Colgate to Buy Majority Stake in Tom's of Maine

Tom's of Maine, a big player in the small but growing natural personal products category, has agreed to be swallowed up by Colgate-Palmolive Co., the world's largest maker of toothpaste.

CHICAGO — Tom's of Maine, a big player in the small but growing natural personal products category, has agreed to be swallowed up by Colgate-Palmolive Co., the world's largest maker of toothpaste.

In a deal unveiled Tuesday, Colgate said it would buy an 84 percent stake in privately held Tom's of Maine -- best known for its toothpaste -- for $100 million, subject to adjustment at closing.

Tom's of Maine has stronger gross profit margins than Colgate, making it an attractive prize. Colgate has narrowed its focus to highly profitable businesses such as oral care and personal care. However, with annual sales estimated at about $50 million, Tom's of Maine will be just a small addition to Colgate, which had $11.4 billion in sales in 2005.

Colgate expects to close the deal during the second quarter and said the acquisition should be neutral to profit in 2006 and increasingly positive after that.

Tom's of Maine was founded in 1970 by Tom and Kate Chappell with a $5,000 loan from a friend. Colgate said Tom Chappell will continue to run the company from its Kennebunk, Maine office. The Chappell family will retain a 16 percent stake. Colgate will have an opportunity to increase its holdings in the future.

According to Colgate, the U.S. market for natural oral and personal care products is valued at $3 billion and is growing 15 percent per year. Tom's of Maine is the No. 1 oral care brand in the natural category.

Tom's of Maine, which has nearly 200 employees, also makes mouthwash, floss, soap, deodorant and shaving cream. Its products do not contain artificial sweeteners, preservatives, colors, flavors or animal ingredients, and are tested without the use of animals.

Deutsche Bank analyst William Schmitz, who rates Colgate "hold," estimated that Tom's of Maine has annual sales of $40 million to $50 million. He said the deal was "not cheap" based on that estimate, with Colgate paying 2.4 times to 3 times sales.

Shares of New York-based Colgate were up 61 cents, or 1.1 percent, to $57.61 on the New York Stock Exchange.

The deal is the latest example of a mainstream corporation buying a niche company with strong social and environmental principles. In 2000, Unilever bought ice cream maker Ben & Jerry's.

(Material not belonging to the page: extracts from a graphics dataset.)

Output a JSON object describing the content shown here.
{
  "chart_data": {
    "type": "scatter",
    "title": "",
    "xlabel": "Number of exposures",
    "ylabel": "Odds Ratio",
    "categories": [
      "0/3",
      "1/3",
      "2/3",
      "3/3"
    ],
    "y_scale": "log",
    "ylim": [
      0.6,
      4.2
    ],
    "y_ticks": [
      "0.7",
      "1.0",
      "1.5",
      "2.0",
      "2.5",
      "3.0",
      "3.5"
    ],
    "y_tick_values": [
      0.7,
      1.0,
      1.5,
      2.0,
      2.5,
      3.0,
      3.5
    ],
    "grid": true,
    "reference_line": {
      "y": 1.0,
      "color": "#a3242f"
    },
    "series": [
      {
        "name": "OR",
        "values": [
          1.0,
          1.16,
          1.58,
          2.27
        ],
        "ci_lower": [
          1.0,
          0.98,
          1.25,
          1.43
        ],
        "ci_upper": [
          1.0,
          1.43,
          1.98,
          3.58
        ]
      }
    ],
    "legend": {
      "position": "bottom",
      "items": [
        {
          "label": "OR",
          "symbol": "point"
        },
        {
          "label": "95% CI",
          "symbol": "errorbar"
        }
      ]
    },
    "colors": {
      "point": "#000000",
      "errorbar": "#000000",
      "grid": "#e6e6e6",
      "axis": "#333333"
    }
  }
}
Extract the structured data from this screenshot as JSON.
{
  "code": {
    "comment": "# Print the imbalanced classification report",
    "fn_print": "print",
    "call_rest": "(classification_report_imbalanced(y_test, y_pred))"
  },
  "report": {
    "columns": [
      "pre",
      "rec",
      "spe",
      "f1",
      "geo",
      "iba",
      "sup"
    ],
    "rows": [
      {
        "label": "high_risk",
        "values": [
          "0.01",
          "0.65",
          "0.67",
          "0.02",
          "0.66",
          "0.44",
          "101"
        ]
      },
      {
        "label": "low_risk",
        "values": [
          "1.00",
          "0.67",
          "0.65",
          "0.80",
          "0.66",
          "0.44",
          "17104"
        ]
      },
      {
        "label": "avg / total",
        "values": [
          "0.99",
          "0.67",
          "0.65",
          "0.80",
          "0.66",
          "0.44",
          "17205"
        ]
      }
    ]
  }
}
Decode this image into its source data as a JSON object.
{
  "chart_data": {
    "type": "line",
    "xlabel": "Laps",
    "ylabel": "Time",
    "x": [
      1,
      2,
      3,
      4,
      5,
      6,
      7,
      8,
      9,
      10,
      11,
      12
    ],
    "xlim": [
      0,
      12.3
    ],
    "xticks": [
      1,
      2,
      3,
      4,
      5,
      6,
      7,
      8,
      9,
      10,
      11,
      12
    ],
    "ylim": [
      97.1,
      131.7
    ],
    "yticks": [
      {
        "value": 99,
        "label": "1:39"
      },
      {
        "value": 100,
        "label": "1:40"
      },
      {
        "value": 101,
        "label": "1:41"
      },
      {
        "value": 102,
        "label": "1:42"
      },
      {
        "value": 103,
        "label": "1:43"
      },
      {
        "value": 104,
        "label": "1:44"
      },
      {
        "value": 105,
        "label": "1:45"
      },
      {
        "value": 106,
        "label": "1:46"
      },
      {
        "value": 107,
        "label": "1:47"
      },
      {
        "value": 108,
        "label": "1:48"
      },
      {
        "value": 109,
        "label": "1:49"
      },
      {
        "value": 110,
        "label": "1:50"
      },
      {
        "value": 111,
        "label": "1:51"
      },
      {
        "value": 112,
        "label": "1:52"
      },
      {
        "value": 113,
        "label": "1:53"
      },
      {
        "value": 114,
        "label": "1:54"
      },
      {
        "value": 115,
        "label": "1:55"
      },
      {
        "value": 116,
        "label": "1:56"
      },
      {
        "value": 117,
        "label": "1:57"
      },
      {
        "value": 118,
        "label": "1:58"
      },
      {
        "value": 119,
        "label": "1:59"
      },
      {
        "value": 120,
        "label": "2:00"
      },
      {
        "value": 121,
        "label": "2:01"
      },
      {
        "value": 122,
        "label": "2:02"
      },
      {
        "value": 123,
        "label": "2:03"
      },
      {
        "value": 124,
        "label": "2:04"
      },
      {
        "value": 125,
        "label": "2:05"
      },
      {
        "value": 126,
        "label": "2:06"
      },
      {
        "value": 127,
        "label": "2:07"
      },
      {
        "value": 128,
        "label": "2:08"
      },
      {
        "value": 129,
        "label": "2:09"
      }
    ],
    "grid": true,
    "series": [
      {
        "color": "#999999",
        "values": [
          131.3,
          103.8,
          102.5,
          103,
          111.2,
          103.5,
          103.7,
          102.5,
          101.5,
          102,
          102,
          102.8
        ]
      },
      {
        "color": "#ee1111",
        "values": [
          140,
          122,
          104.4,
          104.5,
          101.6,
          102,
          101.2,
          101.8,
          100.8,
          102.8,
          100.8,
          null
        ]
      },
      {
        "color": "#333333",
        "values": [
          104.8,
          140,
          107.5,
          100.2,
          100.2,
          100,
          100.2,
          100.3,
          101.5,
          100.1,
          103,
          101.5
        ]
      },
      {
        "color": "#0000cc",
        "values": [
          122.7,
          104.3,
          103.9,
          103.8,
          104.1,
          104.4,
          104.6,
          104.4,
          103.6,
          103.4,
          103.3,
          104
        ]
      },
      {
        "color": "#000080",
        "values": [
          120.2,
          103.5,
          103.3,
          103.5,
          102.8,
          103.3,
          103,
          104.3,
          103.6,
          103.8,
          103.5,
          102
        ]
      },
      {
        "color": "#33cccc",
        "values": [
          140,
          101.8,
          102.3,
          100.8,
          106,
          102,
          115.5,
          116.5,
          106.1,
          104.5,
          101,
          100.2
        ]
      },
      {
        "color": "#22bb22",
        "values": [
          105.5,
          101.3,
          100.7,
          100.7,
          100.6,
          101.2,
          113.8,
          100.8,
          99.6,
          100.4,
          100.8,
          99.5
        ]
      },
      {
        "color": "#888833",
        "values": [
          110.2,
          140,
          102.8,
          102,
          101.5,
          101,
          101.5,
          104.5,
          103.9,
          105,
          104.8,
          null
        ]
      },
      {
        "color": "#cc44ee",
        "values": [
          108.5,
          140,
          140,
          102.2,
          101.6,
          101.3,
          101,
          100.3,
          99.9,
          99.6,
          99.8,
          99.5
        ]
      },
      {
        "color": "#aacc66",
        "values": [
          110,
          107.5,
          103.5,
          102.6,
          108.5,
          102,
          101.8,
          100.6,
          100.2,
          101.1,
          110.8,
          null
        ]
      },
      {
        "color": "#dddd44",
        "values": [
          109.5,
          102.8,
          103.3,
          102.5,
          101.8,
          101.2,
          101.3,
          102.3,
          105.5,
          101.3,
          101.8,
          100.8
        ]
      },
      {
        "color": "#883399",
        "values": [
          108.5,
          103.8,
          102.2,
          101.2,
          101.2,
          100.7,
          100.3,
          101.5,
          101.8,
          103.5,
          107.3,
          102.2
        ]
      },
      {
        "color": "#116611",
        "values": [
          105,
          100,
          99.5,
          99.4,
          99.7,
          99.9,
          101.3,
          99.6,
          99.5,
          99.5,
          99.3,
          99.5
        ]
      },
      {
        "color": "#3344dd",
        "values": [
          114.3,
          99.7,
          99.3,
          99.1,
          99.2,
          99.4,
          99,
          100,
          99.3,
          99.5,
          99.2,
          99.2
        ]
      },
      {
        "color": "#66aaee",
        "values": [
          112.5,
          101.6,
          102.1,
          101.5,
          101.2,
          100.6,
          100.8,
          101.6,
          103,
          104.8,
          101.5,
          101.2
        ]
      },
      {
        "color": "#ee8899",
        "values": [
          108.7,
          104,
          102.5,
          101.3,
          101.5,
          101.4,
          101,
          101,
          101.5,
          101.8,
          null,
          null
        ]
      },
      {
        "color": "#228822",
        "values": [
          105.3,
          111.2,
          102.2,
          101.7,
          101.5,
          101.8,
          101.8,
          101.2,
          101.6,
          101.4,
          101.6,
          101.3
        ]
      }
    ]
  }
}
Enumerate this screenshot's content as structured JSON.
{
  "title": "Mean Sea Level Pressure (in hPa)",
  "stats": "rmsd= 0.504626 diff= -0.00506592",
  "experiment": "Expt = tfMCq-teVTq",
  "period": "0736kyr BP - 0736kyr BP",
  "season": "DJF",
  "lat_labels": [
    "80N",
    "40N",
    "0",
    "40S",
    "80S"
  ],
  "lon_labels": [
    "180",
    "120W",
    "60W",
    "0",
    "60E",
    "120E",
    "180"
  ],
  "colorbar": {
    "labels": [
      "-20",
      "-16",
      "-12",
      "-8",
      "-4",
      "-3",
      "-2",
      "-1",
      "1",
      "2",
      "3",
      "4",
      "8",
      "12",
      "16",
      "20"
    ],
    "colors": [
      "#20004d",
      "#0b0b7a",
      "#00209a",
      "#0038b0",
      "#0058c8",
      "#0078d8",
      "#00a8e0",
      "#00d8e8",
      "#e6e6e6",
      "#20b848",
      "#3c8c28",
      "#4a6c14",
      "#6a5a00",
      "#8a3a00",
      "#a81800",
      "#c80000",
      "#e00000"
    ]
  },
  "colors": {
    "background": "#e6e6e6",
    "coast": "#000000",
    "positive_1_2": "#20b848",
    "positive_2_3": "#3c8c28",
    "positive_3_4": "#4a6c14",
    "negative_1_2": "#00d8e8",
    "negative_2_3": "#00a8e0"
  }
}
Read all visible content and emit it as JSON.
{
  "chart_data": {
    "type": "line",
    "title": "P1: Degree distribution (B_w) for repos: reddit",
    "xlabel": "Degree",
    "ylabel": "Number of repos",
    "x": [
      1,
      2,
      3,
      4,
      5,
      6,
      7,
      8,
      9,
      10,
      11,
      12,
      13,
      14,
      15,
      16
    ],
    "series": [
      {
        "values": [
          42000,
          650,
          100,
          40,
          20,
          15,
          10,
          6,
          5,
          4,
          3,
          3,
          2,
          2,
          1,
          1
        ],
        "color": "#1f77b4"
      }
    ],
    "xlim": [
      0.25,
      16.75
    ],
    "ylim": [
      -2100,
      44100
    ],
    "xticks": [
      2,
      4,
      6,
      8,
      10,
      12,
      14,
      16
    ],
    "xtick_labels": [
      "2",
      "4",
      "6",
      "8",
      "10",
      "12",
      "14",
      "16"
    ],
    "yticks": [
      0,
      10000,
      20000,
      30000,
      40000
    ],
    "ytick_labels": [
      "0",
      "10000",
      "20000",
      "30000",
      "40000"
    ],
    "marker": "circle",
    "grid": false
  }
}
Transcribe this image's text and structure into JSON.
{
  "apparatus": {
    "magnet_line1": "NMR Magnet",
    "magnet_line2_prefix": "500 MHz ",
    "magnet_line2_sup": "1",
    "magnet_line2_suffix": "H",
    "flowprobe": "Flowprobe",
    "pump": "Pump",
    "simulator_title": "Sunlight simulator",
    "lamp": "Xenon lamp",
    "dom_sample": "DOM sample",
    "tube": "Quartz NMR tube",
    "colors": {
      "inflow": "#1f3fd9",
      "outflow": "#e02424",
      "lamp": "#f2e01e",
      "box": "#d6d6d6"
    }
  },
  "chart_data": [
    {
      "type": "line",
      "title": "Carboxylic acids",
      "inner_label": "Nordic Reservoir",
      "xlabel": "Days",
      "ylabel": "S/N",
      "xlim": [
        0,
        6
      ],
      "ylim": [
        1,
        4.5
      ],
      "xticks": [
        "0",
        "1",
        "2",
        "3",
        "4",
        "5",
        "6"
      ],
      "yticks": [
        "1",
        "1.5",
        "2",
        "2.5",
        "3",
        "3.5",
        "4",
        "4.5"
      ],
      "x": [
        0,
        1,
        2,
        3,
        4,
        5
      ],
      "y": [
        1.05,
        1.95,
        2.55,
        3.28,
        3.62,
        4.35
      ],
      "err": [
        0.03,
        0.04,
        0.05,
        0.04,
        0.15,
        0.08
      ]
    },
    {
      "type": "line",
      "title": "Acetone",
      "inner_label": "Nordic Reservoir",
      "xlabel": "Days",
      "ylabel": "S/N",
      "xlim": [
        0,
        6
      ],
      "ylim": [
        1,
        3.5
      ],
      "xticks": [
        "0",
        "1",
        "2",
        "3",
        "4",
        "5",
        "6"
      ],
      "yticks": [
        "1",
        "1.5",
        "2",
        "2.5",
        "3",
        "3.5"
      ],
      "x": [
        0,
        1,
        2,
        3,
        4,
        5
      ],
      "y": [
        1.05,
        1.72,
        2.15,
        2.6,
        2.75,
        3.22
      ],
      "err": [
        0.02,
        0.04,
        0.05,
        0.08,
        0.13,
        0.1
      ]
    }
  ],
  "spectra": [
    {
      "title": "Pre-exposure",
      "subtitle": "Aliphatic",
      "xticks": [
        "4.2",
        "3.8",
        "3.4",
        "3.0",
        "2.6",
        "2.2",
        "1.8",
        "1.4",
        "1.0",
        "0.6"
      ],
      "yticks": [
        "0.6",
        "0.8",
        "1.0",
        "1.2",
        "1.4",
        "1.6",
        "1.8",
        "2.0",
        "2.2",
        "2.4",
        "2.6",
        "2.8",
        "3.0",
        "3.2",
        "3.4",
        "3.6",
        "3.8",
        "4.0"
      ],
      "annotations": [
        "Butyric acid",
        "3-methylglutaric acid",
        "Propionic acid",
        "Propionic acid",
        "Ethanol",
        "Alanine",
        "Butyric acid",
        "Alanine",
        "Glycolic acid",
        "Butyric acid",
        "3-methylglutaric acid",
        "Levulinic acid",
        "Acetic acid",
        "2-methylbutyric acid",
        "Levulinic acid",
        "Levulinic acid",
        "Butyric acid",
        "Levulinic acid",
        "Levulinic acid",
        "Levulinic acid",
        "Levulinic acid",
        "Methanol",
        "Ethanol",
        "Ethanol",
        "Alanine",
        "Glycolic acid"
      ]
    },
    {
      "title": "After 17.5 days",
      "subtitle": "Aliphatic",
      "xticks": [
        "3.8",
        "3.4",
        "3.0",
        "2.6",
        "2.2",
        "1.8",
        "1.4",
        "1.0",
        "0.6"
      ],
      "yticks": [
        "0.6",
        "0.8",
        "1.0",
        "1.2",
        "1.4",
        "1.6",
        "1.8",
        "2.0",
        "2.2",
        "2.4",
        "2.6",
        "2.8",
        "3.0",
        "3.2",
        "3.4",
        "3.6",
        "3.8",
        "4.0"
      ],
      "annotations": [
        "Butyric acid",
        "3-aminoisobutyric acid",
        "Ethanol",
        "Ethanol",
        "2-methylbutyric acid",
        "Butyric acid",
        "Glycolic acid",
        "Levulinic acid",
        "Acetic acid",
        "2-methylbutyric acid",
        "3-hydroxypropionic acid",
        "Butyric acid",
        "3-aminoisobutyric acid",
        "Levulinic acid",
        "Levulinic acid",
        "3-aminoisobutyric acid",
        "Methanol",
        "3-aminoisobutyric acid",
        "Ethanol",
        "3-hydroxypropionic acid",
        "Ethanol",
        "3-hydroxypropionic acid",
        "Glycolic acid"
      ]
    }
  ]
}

That company operates as an autonomous subsidiary of Unilever, and its philanthropic contributions and other community activities remain a major part of its culture, just as they were when it was a separate company.


Tom and Kate Chappell said in a statement that they chose to partner with Colgate "because they have the global expertise to help take Tom's of Maine to the next level." They called Colgate "an excellent fit with our own cultural values."

Tom's of Maine's donates 10 percent of its profit to charitable organizations and encourages its employees to use 5 percent of their paid time for volunteer work.

The deal marks Colgate's first oral care acquisition since June 2004, when it bought privately-held Swiss company GABA Holding AG for $841 million, including $112 million of net cash.

Colgate President and Chief Operating Officer Ian Cook said in a statement that Tom's of Maine has gross profit margins which are 10 percentage points higher than Colgate's margin, making it "a logical acquisition as we continue to prioritize our global oral and personal care categories."

Colgate previously unveiled a target to reach gross profit margin of 60 percent by 2010. Its margin was 56 percent in the 2005 fourth quarter, excluding restructuring charges.

The latest acquisition comes as Colgate considers buying Pfizer Inc.'s Listerine brand. Cook said last week that Listerine could fit very well in Colgate's oral care product lineup, and that it would look at other parts of Pfizer's business up for sale but would not overpay.

Pfizer said in February that it may spin off or sell its consumer products business. In early March it said it had no interest in breaking up the brands, which also include Rolaids antacid and Sudafed cold pills.